When he came back with an ice-cream, I gritted my teeth. He sat closer to the unsuspecting girl than before, and began salaciously to lick the cool, round globes. He rubbed the vanilla around his fleshy lips and finally, as he began to stroke the cone up and down, the spell broke. My daughter was toddling towards him. I jumped to my feet and, sounding uncannily like Joyce Grenfell, scolded: "That's enough. You've had your eyeful. Now go away!" He leapt to his feet and, without acknowledging me, scuttled off, grabbing one final, long look as he went.
That evening, the warm weather held. So it was off to another park. This time, a really posh one - Kensington Gardens. I felt a little out of place, walking up the spotless pathway and past the archery range. The couples here weren't frolicking, they were businesslike in their pleasures. The runners ran at a regimented rate, the young men in suits marched home, talking into the tiniest mobile phones.

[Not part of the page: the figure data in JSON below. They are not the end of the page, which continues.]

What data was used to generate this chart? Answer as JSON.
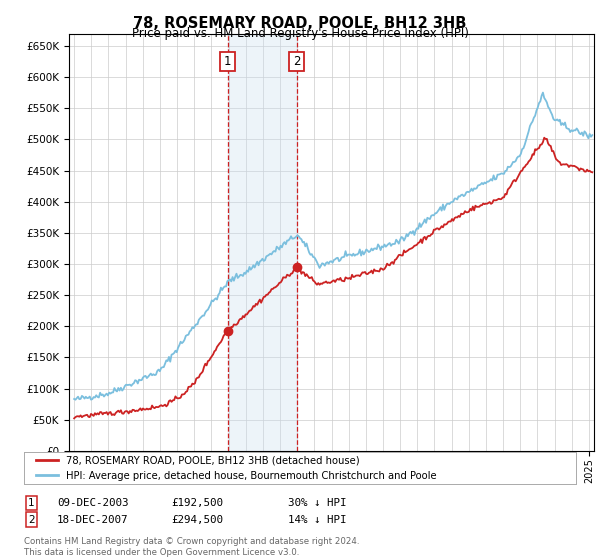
{
  "title": "78, ROSEMARY ROAD, POOLE, BH12 3HB",
  "subtitle": "Price paid vs. HM Land Registry's House Price Index (HPI)",
  "ylim": [
    0,
    670000
  ],
  "yticks": [
    0,
    50000,
    100000,
    150000,
    200000,
    250000,
    300000,
    350000,
    400000,
    450000,
    500000,
    550000,
    600000,
    650000
  ],
  "xlim_start": 1994.7,
  "xlim_end": 2025.3,
  "sale1_date": 2003.94,
  "sale1_price": 192500,
  "sale2_date": 2007.96,
  "sale2_price": 294500,
  "hpi_color": "#7bbfde",
  "price_color": "#cc2222",
  "annotation_box_color": "#cc2222",
  "shade_color": "#cce0f0",
  "legend_label_price": "78, ROSEMARY ROAD, POOLE, BH12 3HB (detached house)",
  "legend_label_hpi": "HPI: Average price, detached house, Bournemouth Christchurch and Poole",
  "table_row1": [
    "1",
    "09-DEC-2003",
    "£192,500",
    "30% ↓ HPI"
  ],
  "table_row2": [
    "2",
    "18-DEC-2007",
    "£294,500",
    "14% ↓ HPI"
  ],
  "footer": "Contains HM Land Registry data © Crown copyright and database right 2024.\nThis data is licensed under the Open Government Licence v3.0.",
  "background_color": "#ffffff",
  "grid_color": "#cccccc"
}
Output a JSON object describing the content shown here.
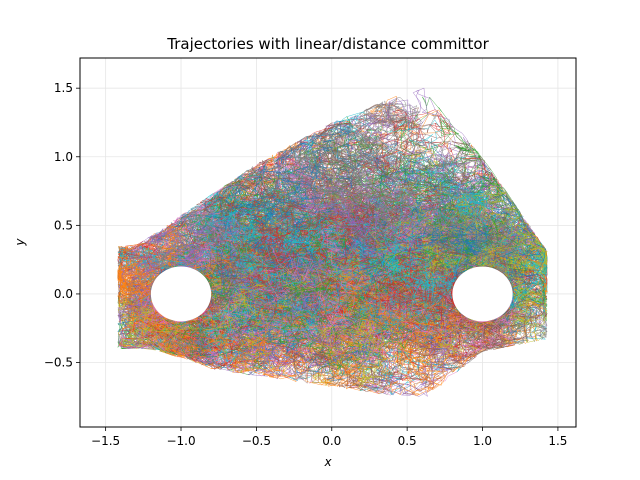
{
  "chart_data": {
    "type": "line",
    "title": "Trajectories with linear/distance committor",
    "xlabel": "x",
    "ylabel": "y",
    "xlim": [
      -1.67,
      1.62
    ],
    "ylim": [
      -0.97,
      1.72
    ],
    "xticks": [
      -1.5,
      -1.0,
      -0.5,
      0.0,
      0.5,
      1.0,
      1.5
    ],
    "xtick_labels": [
      "−1.5",
      "−1.0",
      "−0.5",
      "0.0",
      "0.5",
      "1.0",
      "1.5"
    ],
    "yticks": [
      -0.5,
      0.0,
      0.5,
      1.0,
      1.5
    ],
    "ytick_labels": [
      "−0.5",
      "0.0",
      "0.5",
      "1.0",
      "1.5"
    ],
    "grid": true,
    "legend": "none",
    "states": [
      {
        "center": [
          -1.0,
          0.0
        ],
        "radius": 0.2
      },
      {
        "center": [
          1.0,
          0.0
        ],
        "radius": 0.2
      }
    ],
    "trajectory_region": {
      "x_range": [
        -1.45,
        1.45
      ],
      "y_range": [
        -0.8,
        1.55
      ]
    },
    "colors": [
      "#1f77b4",
      "#ff7f0e",
      "#2ca02c",
      "#d62728",
      "#9467bd",
      "#8c564b",
      "#e377c2",
      "#7f7f7f",
      "#bcbd22",
      "#17becf"
    ]
  }
}
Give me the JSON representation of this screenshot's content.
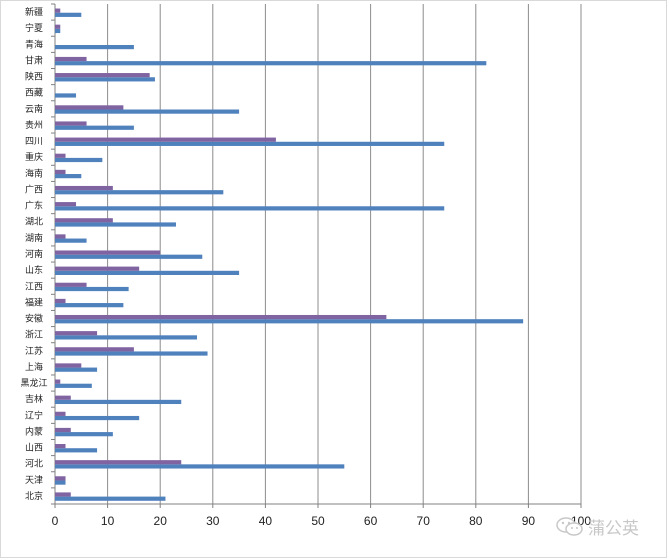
{
  "chart_data": {
    "type": "bar",
    "orientation": "horizontal",
    "categories": [
      "北京",
      "天津",
      "河北",
      "山西",
      "内蒙",
      "辽宁",
      "吉林",
      "黑龙江",
      "上海",
      "江苏",
      "浙江",
      "安徽",
      "福建",
      "江西",
      "山东",
      "河南",
      "湖南",
      "湖北",
      "广东",
      "广西",
      "海南",
      "重庆",
      "四川",
      "贵州",
      "云南",
      "西藏",
      "陕西",
      "甘肃",
      "青海",
      "宁夏",
      "新疆"
    ],
    "series": [
      {
        "color": "#4f81bd",
        "values": [
          21,
          2,
          55,
          8,
          11,
          16,
          24,
          7,
          8,
          29,
          27,
          89,
          13,
          14,
          35,
          28,
          6,
          23,
          74,
          32,
          5,
          9,
          74,
          15,
          35,
          4,
          19,
          82,
          15,
          1,
          5
        ]
      },
      {
        "color": "#8064a2",
        "values": [
          3,
          2,
          24,
          2,
          3,
          2,
          3,
          1,
          5,
          15,
          8,
          63,
          2,
          6,
          16,
          20,
          2,
          11,
          4,
          11,
          2,
          2,
          42,
          6,
          13,
          0,
          18,
          6,
          0,
          1,
          1
        ]
      }
    ],
    "xlim": [
      0,
      100
    ],
    "xticks": [
      0,
      10,
      20,
      30,
      40,
      50,
      60,
      70,
      80,
      90,
      100
    ],
    "grid": "vertical",
    "title": "",
    "xlabel": "",
    "ylabel": "",
    "legend": "none"
  },
  "watermark": {
    "text": "蒲公英",
    "icon": "wechat-icon"
  }
}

And couples were out walking some of the ponciest dogs I've seen outside Paris.
One man and woman were with a pair of skinny greyhound-things. When the male dog squatted to poo, there was a flurry of nervous activity from the lady. "Bag, bag, Daniel," she urged. He passed the bag. As the dog completed his bowel movement, she stood close, then scooped the poop efficiently into the bag. She shoved the steamy carrier into a pocket and with a tissue proceeded to wipe his bum. Yes, wipe it.
Up ahead, my friend was pouring Pimms for her other guests whose dogs were fighting (and pooing) normally. "Do you all wipe dogs' bums in Kensington?" I had to ask. "No." Then Lily asked if I'd remembered to buy a card or a present for the birthday boy. I hadn't, as I thought she'd been joking. It was "Terry" her dog's first birthday, and everyone one else had bought him a ball or a toy.
They may not roll around in the nude or ogle each other's bits in SW1 but, my God, they take their pets seriously.